Le livre de Daniel : un homme est mort

On a besoin de livres comme celui-ci pour voir le monde. Pas que le lecteur soit un être aveugle, doté d'œillères mais la société subit des changements tels que, soit on ne les aperçoit pas, soit on les oublie. Le livre de Daniel prend le temps justement, lui, de s'attarder sur un fait divers, passablement sordide, et qui illustre, malheureusement, notre temps. Plus personne n'ignore aujourd'hui que le fait divers, décortiqué, expliqué, en dit long sur son époque.
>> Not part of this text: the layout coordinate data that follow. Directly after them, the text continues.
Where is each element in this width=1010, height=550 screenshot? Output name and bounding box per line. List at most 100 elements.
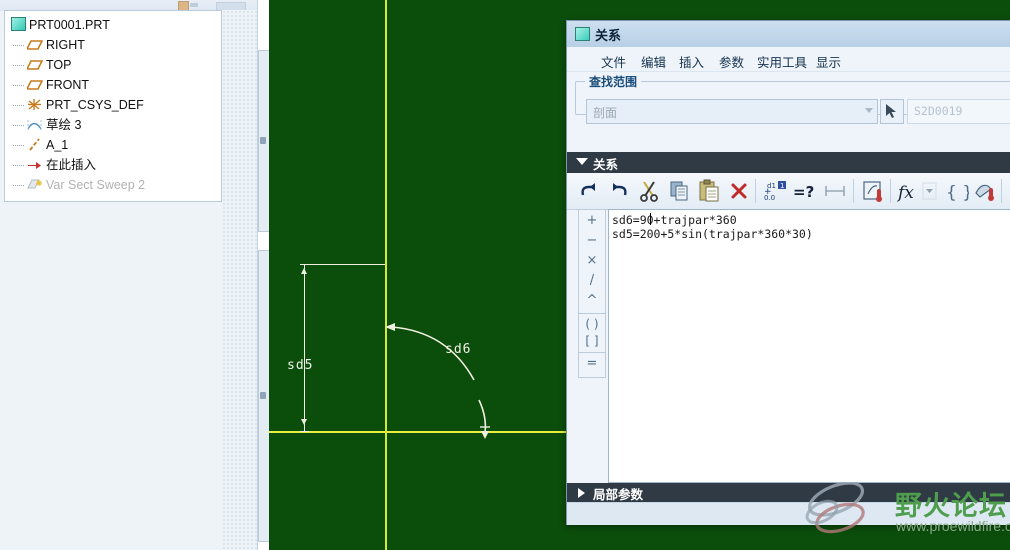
tree-item-label: FRONT xyxy=(46,78,90,92)
plus-button[interactable]: + xyxy=(579,211,605,230)
find-scope-select[interactable]: 剖面 xyxy=(586,99,878,124)
tree-connector xyxy=(13,45,24,47)
power-button[interactable]: ^ xyxy=(579,291,605,310)
sd5-witness-line xyxy=(303,264,385,265)
datum-axis-icon xyxy=(27,138,43,152)
sd5-tick-bottom xyxy=(300,431,309,432)
dialog-titlebar[interactable]: 关系 xyxy=(567,21,1010,48)
redo-icon[interactable] xyxy=(605,177,633,205)
scrollbar-grip[interactable] xyxy=(260,137,266,144)
tree-item-label: Var Sect Sweep 2 xyxy=(46,178,146,192)
function-icon[interactable]: fx xyxy=(896,177,937,205)
scrollbar-grip[interactable] xyxy=(260,392,266,399)
undo-icon[interactable] xyxy=(575,177,603,205)
tree-item-axis[interactable]: A_1 xyxy=(5,135,221,155)
tree-connector xyxy=(13,65,24,67)
watermark-rings-icon xyxy=(805,482,865,534)
tree-connector xyxy=(13,185,24,187)
menu-parameters[interactable]: 参数 xyxy=(715,51,748,72)
tree-connector xyxy=(13,165,24,167)
toolbar-separator xyxy=(755,179,756,203)
tree-item-label: A_1 xyxy=(46,138,69,152)
datum-plane-icon xyxy=(27,38,43,52)
delete-icon[interactable] xyxy=(725,177,753,205)
relations-dialog[interactable]: 关系 文件 编辑 插入 参数 实用工具 显示 查找范围 关系 d1 0.0 + … xyxy=(566,20,1010,525)
relations-editor-text[interactable]: sd6=90+trajpar*360 sd5=200+5*sin(trajpar… xyxy=(612,213,1010,241)
svg-text:1: 1 xyxy=(780,182,784,190)
toolbar-separator xyxy=(890,179,891,203)
svg-text:=?: =? xyxy=(793,183,814,201)
paste-icon[interactable] xyxy=(695,177,723,205)
relation-history-icon[interactable] xyxy=(860,177,888,205)
tree-item-root[interactable]: PRT0001.PRT xyxy=(5,15,221,35)
datum-plane-icon xyxy=(27,58,43,72)
vertical-axis xyxy=(385,0,387,550)
relations-editor[interactable]: sd6=90+trajpar*360 sd5=200+5*sin(trajpar… xyxy=(608,209,1010,483)
dimension-label-sd5[interactable]: sd5 xyxy=(287,358,313,373)
toolbar-partial-icon-2[interactable] xyxy=(190,3,198,7)
menu-edit[interactable]: 编辑 xyxy=(637,51,670,72)
tree-connector xyxy=(13,85,24,87)
model-tree-panel: PRT0001.PRT RIGHT TOP FRONT PRT_CSYS_DEF… xyxy=(0,0,270,550)
insert-here-icon xyxy=(27,158,43,172)
tree-item-label: PRT_CSYS_DEF xyxy=(46,98,144,112)
brackets-button[interactable]: [ ] xyxy=(579,332,605,351)
tree-item-var-sect-sweep[interactable]: Var Sect Sweep 2 xyxy=(5,175,221,195)
menu-utilities[interactable]: 实用工具 xyxy=(753,51,811,72)
chevron-right-icon[interactable] xyxy=(578,488,585,498)
select-arrow-icon xyxy=(886,104,896,118)
relations-toolbar: d1 0.0 + 1 =? fx { xyxy=(567,173,1010,210)
divide-button[interactable]: / xyxy=(579,271,605,290)
tree-item-insert-here[interactable]: 在此插入 xyxy=(5,155,221,175)
sd6-angular-dimension xyxy=(385,323,490,439)
tree-item-sketch[interactable]: 草绘 3 xyxy=(5,115,221,135)
relations-window-icon xyxy=(575,27,590,41)
toolbar-separator xyxy=(1001,179,1002,203)
datum-plane-icon xyxy=(27,78,43,92)
find-scope-legend: 查找范围 xyxy=(585,73,642,90)
menu-display[interactable]: 显示 xyxy=(812,51,845,72)
chevron-down-icon[interactable] xyxy=(865,108,873,113)
tree-item-label: 草绘 3 xyxy=(46,118,82,132)
menu-insert[interactable]: 插入 xyxy=(675,51,708,72)
forum-watermark: 野火论坛 www.proewildfire.cn xyxy=(800,482,1010,542)
operator-group-grouping: ( ) [ ] xyxy=(578,313,606,353)
sd5-tick-top xyxy=(300,264,309,265)
dialog-menubar: 文件 编辑 插入 参数 实用工具 显示 xyxy=(567,47,1010,72)
splitter-texture xyxy=(222,10,258,550)
tree-item-label: PRT0001.PRT xyxy=(29,18,110,32)
tree-item-label: TOP xyxy=(46,58,72,72)
equals-button[interactable]: = xyxy=(579,354,605,373)
tree-item-csys[interactable]: PRT_CSYS_DEF xyxy=(5,95,221,115)
insert-dimension-icon[interactable] xyxy=(821,177,849,205)
sketch-icon xyxy=(27,118,43,132)
tree-item-right[interactable]: RIGHT xyxy=(5,35,221,55)
tree-item-front[interactable]: FRONT xyxy=(5,75,221,95)
chevron-down-icon[interactable] xyxy=(576,158,588,165)
operator-group-arithmetic: + − × / ^ xyxy=(578,209,606,314)
braces-icon[interactable]: { } xyxy=(941,177,973,205)
coordinate-system-icon xyxy=(27,98,43,112)
operator-button-column: + − × / ^ ( ) [ ] = xyxy=(578,209,606,379)
local-params-title: 局部参数 xyxy=(593,488,644,502)
evaluate-icon[interactable]: =? xyxy=(791,177,819,205)
minus-button[interactable]: − xyxy=(579,231,605,250)
copy-icon[interactable] xyxy=(665,177,693,205)
menu-file[interactable]: 文件 xyxy=(597,51,630,72)
select-item-button[interactable] xyxy=(880,99,904,124)
multiply-button[interactable]: × xyxy=(579,251,605,270)
toggle-dimension-icon[interactable]: d1 0.0 + 1 xyxy=(761,177,789,205)
relations-section-header[interactable]: 关系 xyxy=(567,152,1010,173)
var-sect-sweep-icon xyxy=(27,178,43,192)
dimension-label-sd6[interactable]: sd6 xyxy=(445,342,471,357)
dialog-title: 关系 xyxy=(595,28,622,43)
selected-item-field[interactable]: S2D0019 xyxy=(907,99,1010,124)
svg-text:{ }: { } xyxy=(946,183,969,203)
units-icon[interactable] xyxy=(971,177,999,205)
model-tree-container[interactable]: PRT0001.PRT RIGHT TOP FRONT PRT_CSYS_DEF… xyxy=(4,10,222,202)
sd5-arrow-bottom xyxy=(301,419,307,425)
tree-item-top[interactable]: TOP xyxy=(5,55,221,75)
panel-divider xyxy=(257,0,258,550)
watermark-url: www.proewildfire.cn xyxy=(896,518,1010,534)
cut-icon[interactable] xyxy=(635,177,663,205)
Chris de Stoop, journaliste et auteur de ce récit de non fiction, est le neveu de Daniel Maroy, fermier belge de 84 ans assassiné dans sa ferme, à la frontière française, à l'hiver 2014. Etre solitaire, devenu bourru, il ne faisait de mal à personne dans son village de Saint-Léger. Il refusait simplement de se mêler désormais aux autres, s'occupant de sa poignée de vaches, sortant seulement le samedi à la moyenne surface du coin pour s'acheter un steak de boeuf local (payé en liquide) et s'arrêtant quelques secondes devant le foyer de celle qu'il aurait tant aimé épouser. Son malheur aura été cet argent qu'il exhibait une fois par semaine. Une poignée de billets qui va attirer une bande de jeunes zonards du coin...
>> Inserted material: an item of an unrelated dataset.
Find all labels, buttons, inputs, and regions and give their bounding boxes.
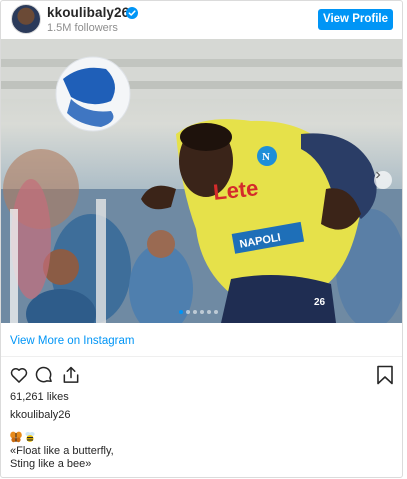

En ayant accès au dossier judiciaire, Chris de Stoop ne se contente pas de raconter l'effroyable. Il va au-delà et évoque son oncle, qu'il connaissait peu finalement, avec une extrême tendresse et ce sentiment que le monde rural a vécu. " Daniel n'avait pas besoin de quitter sa ferme pour être quelqu'un.  Il était maître de sa vie, maître de son temps, à chaque seconde. Le temps pouvait s'étirer autant qu'il le voulait. S'il avait envie de rester toute la journée couché sur son divan, il le faisait. " En 2014, Daniel est un anachronisme tant il refuse de participer au monde. Pas de besoins matériels, pas de besoins de socialisation, pas d'argent à la banque, pas de voiture. Il vit presque comme ses parents vivaient, comme ses ancêtres, lignée de fermiers de ces terres sombres et riches de la région du Hainaut. Une existence qui va entrer en collision avec une jeunesse désoeuvrée, abandonnée et violente. Stanley Kubrick et son Orange mécanique n'y auraient pas trouvé beaucoup à redire tant le phénomène de bande est puissant dans la mort de Daniel Maroy.
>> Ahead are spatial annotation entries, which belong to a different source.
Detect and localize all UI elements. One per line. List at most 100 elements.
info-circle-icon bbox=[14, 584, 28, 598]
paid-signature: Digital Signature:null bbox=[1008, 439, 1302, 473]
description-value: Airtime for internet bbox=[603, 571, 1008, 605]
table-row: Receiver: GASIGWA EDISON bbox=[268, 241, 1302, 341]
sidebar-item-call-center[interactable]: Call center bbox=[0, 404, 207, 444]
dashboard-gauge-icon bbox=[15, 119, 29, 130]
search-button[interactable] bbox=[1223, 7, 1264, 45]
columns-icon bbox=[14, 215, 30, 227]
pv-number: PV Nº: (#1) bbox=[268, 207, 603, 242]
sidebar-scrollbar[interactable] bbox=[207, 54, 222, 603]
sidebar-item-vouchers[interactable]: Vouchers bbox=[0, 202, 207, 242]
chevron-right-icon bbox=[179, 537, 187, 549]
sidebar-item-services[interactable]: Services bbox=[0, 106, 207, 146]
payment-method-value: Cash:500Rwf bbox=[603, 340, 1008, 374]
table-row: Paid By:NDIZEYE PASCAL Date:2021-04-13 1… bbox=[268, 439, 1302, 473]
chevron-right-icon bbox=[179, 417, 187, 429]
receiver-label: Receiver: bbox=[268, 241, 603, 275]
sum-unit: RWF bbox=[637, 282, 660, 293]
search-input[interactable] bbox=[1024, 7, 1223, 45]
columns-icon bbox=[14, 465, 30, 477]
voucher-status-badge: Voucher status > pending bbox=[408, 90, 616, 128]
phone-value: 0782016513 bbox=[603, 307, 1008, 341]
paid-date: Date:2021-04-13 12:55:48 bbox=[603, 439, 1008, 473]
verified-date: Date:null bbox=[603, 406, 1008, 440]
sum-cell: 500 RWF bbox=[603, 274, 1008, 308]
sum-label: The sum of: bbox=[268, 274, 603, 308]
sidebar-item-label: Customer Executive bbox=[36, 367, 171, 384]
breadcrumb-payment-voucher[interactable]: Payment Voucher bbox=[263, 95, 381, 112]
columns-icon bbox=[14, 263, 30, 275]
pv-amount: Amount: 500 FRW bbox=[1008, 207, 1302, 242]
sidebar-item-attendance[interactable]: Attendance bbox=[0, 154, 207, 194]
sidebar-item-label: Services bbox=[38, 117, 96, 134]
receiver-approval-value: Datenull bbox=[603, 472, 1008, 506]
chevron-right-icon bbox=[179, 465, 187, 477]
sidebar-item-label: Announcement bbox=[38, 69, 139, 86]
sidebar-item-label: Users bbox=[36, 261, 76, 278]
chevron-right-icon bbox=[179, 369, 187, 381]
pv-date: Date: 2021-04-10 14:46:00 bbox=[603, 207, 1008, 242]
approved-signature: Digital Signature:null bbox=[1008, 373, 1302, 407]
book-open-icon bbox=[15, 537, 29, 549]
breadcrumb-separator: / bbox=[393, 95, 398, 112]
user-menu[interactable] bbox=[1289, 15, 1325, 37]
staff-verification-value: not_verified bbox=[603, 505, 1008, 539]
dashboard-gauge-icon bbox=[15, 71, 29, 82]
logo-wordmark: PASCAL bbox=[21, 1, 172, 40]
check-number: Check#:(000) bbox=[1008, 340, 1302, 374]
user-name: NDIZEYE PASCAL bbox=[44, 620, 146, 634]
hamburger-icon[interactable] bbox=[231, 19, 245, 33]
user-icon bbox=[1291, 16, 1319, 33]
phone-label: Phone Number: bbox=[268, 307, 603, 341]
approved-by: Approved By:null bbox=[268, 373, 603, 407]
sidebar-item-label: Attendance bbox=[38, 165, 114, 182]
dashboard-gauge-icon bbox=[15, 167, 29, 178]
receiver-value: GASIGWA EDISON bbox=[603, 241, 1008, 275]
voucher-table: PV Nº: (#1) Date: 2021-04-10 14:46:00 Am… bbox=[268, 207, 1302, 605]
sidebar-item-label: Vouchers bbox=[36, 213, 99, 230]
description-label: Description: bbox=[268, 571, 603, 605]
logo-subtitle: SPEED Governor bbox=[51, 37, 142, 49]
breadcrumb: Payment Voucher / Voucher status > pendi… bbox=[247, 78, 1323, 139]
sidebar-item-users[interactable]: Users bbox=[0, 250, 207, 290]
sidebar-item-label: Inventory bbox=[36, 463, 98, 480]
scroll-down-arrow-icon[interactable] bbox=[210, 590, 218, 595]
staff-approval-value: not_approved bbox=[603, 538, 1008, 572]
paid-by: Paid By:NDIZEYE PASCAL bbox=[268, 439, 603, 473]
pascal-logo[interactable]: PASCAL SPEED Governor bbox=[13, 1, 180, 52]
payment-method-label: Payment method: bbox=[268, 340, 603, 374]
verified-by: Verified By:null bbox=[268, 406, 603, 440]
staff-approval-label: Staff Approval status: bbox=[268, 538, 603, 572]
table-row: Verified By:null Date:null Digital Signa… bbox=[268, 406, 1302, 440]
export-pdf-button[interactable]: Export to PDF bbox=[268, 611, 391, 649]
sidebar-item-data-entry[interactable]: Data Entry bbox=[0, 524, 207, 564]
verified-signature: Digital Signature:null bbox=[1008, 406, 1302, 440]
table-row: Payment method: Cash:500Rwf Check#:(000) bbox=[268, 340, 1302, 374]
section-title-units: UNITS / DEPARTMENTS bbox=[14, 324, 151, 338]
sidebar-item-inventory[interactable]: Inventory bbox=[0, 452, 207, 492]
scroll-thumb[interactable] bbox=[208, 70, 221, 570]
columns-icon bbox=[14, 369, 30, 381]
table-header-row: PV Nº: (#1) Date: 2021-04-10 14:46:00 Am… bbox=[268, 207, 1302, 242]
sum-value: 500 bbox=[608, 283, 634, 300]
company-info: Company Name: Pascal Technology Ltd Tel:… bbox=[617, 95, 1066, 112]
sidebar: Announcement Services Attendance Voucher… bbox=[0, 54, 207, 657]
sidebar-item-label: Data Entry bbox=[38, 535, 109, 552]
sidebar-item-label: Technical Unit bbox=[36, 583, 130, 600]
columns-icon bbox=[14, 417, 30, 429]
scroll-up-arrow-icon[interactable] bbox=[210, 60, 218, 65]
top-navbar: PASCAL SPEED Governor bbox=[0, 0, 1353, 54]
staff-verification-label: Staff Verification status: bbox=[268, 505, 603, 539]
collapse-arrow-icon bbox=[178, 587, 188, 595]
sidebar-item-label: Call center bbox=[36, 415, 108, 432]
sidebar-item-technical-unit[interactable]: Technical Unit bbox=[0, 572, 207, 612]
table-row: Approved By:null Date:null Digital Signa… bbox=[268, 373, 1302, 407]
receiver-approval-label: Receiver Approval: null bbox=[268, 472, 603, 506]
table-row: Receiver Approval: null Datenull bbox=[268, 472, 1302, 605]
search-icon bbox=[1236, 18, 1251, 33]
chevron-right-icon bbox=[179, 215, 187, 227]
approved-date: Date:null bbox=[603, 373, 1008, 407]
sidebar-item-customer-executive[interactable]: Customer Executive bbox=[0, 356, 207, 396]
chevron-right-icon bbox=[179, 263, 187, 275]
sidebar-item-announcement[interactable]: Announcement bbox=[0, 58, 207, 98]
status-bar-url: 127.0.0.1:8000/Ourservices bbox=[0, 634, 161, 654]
Et l'auteur va démonter tous les ressorts du drame, sans pathos, sans pardon non plus. Le livre de Daniel ayant été écrit peu après le procès, qui s'est tenu cinq ans après les faits, Chris de Stoop a pris le temps de mettre en perspective, de narrer autant l'histoire de famille, que l'histoire de la région, de la plus ancienne avec les Templiers, à la plus récente avec les exilés fiscaux français. " La ferme est aujourd'hui occupée par un entrepreneur et le village se vide, les jeunes s'en vont, et il n'y a plus de commerces, même plus un distributeur de pain, les fermes aussi cessent leur activité. Ils ne restent que cinq fermiers, sans repreneur. "
Si Le livre de Daniel est si puissant, c'est bien parce qu'il ne dit pas seulement un odieux dossier en Assises mais une société de confiance, de respect, de valeurs, qui s'écroule. Ce n'est pas être vieux con d'écrire ainsi mais la mort de Daniel Maroy pour quelques milliers d'euros qui auront acheté une voiture d'occas', deux motos et des téléphones portables, illustre un XXIe siècle si peu humain. Les tripes sont tordues à la fin du récit.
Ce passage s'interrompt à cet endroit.